The next impugned paragraphs dealt with allegations under s. 36 of the Competition Act. The Court held that such a cause of action requires that the plaintiff must have suffered loss as a result of the defendants' conduct contrary to s. 52(1) of the Competition Act. In this case, the causal connection was held not to be plead. Thus those portions of the claim that advanced claims pursuant to s. 36(1) of the Competition Act were struck. However, the Court held that the usual practice was to allow leave to amend, and so ordered.
Similarly, the Court held that the intellectual property aspect was missing from a claim pursuant to s. 7(d) of the Trade-marks Act. This was held to be a necessary element. Thus the paragraph was struck with leave to amend. However, further paragraphs were struck without leave to amend, as they were held to relate to origin and quality representations, and not intellectual property.
Industrial Design Decisions
Summary Judgment Invalidates an Industrial Design that Was Dedicated to the Public
E. Mishan & Sons. v. Supertek Canada Inc., 2016 FC 613
The Federal Court has granted a summary judgment motion and declared an industrial design invalid.
This action is the second part to a bifurcated proceeding. The Federal Court had previously found the plaintiffs' asserted patent to be invalid and dismissed the infringement action (2014 FC 326 and summarized the week of April 14, 2016; affirmed 2015 FCA 163 and summarized the week of July 27, 2015).
The industrial design at suit relates to an expandable garden hose comprising an inner flexible stretchable hose encased by an outer fabric hose affixed at both ends with customary garden hose fittings.
Before the hearing the plaintiffs had dedicated the industrial design to the public, discontinued the assertion of the design infringement portion of this action, and provided a letter containing a covenant not to sue to the defendants.
It was argued that the issue of validity was now moot after the dedication, but the Court questioned the effect of the dedication and noted that the dedication was made after the counterclaim as to invalidity was filed. The Court still proceeded to assess its validity, and found that the design is not original and is dictated solely by function.
Also, it was questioned whether the defendants are "persons aggrieved" considering the dedication and discontinuance of the industrial design claim. It was found that these actions, all unilaterally made by the plaintiffs, could not serve to eliminate the defendants' status as persons aggrieved.

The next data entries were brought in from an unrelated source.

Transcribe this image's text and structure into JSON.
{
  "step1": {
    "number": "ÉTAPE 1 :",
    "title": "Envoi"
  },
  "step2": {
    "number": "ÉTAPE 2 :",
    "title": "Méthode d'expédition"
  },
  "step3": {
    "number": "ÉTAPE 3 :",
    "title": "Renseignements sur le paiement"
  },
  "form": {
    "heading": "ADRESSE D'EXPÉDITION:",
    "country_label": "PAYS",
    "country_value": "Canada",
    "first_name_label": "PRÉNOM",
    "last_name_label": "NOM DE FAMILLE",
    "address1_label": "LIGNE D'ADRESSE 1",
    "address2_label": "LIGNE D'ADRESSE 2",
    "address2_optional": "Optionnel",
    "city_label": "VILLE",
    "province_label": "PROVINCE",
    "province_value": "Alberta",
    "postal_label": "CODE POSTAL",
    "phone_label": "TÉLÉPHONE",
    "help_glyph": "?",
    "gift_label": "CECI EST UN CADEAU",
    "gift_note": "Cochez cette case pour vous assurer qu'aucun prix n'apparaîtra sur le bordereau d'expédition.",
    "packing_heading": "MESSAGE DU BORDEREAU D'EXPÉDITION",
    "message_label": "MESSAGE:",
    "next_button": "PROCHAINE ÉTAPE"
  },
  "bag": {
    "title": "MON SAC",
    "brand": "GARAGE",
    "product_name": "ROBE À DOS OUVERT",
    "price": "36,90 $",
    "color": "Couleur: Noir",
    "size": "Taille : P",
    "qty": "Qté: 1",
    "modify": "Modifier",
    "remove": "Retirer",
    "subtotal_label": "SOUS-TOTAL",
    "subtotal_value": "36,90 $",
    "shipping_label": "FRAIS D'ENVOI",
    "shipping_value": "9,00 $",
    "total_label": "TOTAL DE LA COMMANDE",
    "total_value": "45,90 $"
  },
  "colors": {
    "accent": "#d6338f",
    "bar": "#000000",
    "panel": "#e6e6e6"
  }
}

The Court further ordered a summary trial with respect to Supertek's claim under section 7(a) of the Trade-marks Act. The claim pursuant to section 7(a) of the Trade-marks Act was found to require live witnesses, where their credibility will play a part in a proper determination of the matter. The Court stated that it would like to hear from the relevant witnesses by subpoena, if necessary, to give evidence in person in Court.